V. Comparison with biological desulfurizer
1. Mechanism comparison
- MEA triazine: Chemical capture of H₂S, fast speed, reaction is not limited by environmental conditions.
- Biological desulfurization: Specific bacteria are used to oxidize H₂S to generate elemental sulfur, which is a slow process and relies on strict environmental control (such as temperature, pH and nutrients).
2. Advantages and Disadvantages
| Performance Index | MEA Triazine | Biological Desulfurizer |
|---|---|---|
| Reaction Speed | Fast Reaction | Slow Process |
| Environmental Dependence | No Environmental Restrictions | Dependence on Specific Conditions |
| Cost | Low Initial Investment | High Initial Investment |
| Environmental Protection | Chemical Wastewater Treatment Required | No Pollution from Byproducts |
3. Applicable Scenarios
- Biological desulfurization is mostly used for long-term desulfurization projects of fixed facilities, such as sewage treatment plants or biogas projects.

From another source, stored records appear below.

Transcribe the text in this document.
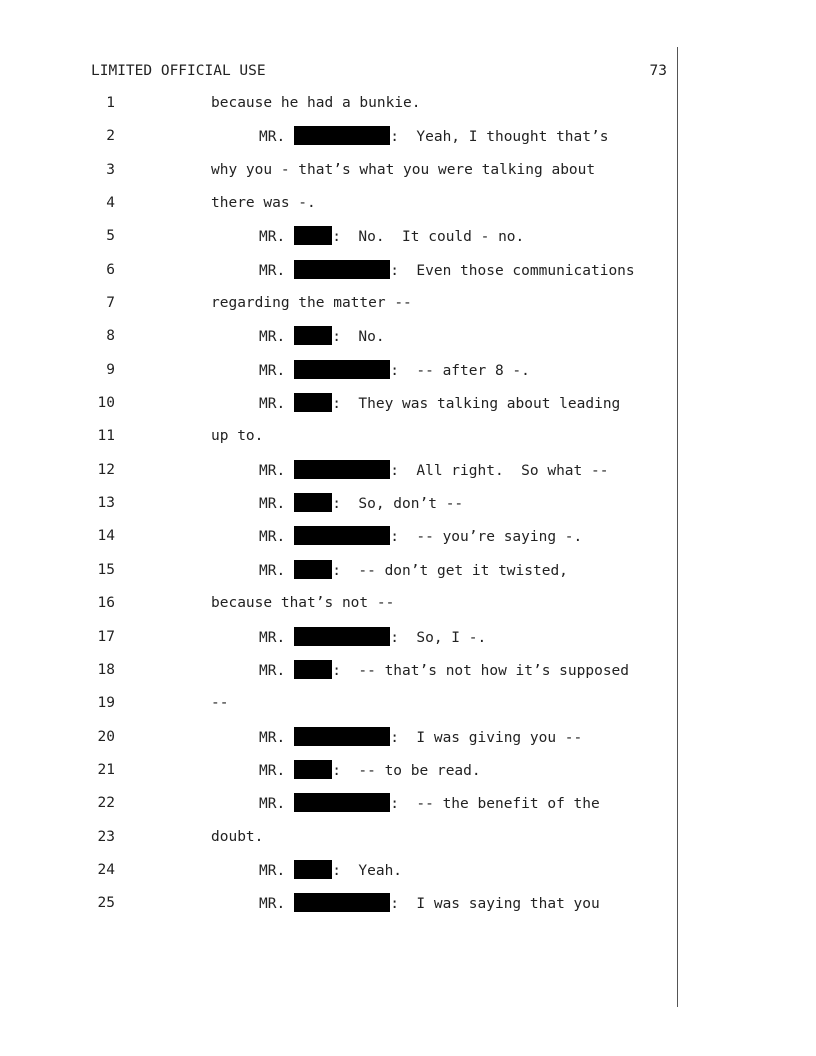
LIMITED OFFICIAL USE	73
1	because he had a bunkie.
2	MR.	:  Yeah, I thought that’s
3	why you - that’s what you were talking about
4	there was -.
5	MR.	:  No.  It could - no.
6	MR.	:  Even those communications
7	regarding the matter --
8	MR.	:  No.
9	MR.	:  -- after 8 -.
10	MR.	:  They was talking about leading
11	up to.
12	MR.	:  All right.  So what --
13	MR.	:  So, don’t --
14	MR.	:  -- you’re saying -.
15	MR.	:  -- don’t get it twisted,
16	because that’s not --
17	MR.	:  So, I -.
18	MR.	:  -- that’s not how it’s supposed
19	--
20	MR.	:  I was giving you --
21	MR.	:  -- to be read.
22	MR.	:  -- the benefit of the
23	doubt.
24	MR.	:  Yeah.
25	MR.	:  I was saying that you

- MEA triazine is more suitable for flexible and convenient small-scale or mobile scenarios.
VI. Conclusion and Recommendation
- Small-scale Scenarios: MEA triazine is recommended, which is simple to operate and suitable for one-time treatment of medium and low concentrations of H₂S.
- Large-scale continuous desulfurization: Traditional amines or physical absorbents have more cost advantages.
- Environmental protection priority projects: Catalytic and biological desulfurization have better environmental benefits, but the cost is higher.
By comparison, it can be seen that MEA triazine has significant advantages in convenience and applicability, but has certain limitations in regeneration and environmental performance. According to different needs, the most suitable desulfurization agent type can be selected.